Sign Language Interpreters, Voice-to-Text Transcription, and Assistive Listening Devices

AccessibleNU provides deaf and hard-of-hearing students lecture material in the mode of communication that allows the student equal access to that material. This may include sign language interpreters or voice-to-text transcription such as C-Print or real-time captioning. Although AccessibleNU will schedule and pay for services pertaining to a student's classes (such as a class field trip or formal study group), those organizing University-sponsored programs and events are encouraged to budget for interpreters, real-time captioning, and other considerations that make all attendees feel welcome. If consulted, AccessibleNU can recommend helpful accommodations and preferred agencies to provide relevant services.

Sign Language Interpreting

Interpreters are professionals who facilitate communication between hearing individuals and people who are deaf or hard-of-hearing.
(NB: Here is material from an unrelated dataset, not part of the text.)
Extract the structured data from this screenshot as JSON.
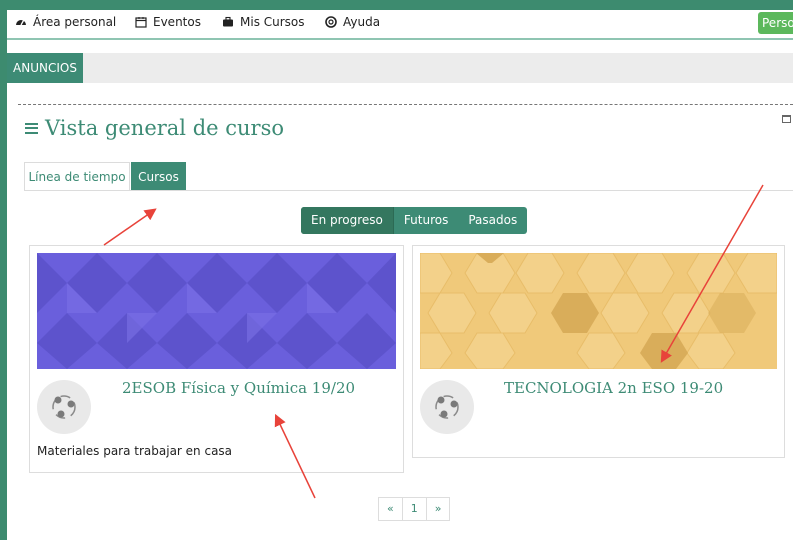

The role of the interpreter is similar to that of a foreign language translator: to bridge the communication gap between two parties.

C-Print and Real-Time Transcription

Some students who are deaf or hard-of-hearing do not possess sign language skills, or their hearing loss can not be accommodated by an ALD. In these cases C-Print or real-time captioning (CART) may be used. In C-Print, the student is provided with the meaning of what is being said in the class, while real-time captioning provides a word-for-word transcription of the class. The student with a hearing impairment will watch a portable computer display to visually follow the communication. The transcriptionist may also voice classroom responses for the student if the student has difficulty speaking.

Closed Captioning

Closed captions are similar to subtitles in foreign language films: captions appear at the bottom of the screen so the viewer may follow narration and dialogue. You can determine whether or not videos are captioned by looking at the video or DVD case, which usually contains a short statement about captioning or carries the initials "CC" or a Q-like symbol. In the event that closed captioning is not available, a sign language interpreter or transcriber can interpret the video, as is done during lectures or recitations. To prepare, the interpreter might request from the instructor the opportunity to view the video in advance.

Assistive Listening Devices

Students who are hard-of-hearing or who have Auditory Processing Disorder (APD) may use an assistive listening device (ALD) in the classroom to enhance the voice of a speaker. The most common ALD is a personal FM system, which entails the speaker wearing a microphone and the student wearing a receiving unit. Students may borrow a FM system from SSD.

Alternatively, depending on the classroom, the student may be able to connect to a room's built-in amplification system. We recommend that you contact your school's academic technology specialist when you have a student who is hard-of-hearing, and AccessibleNU can help too.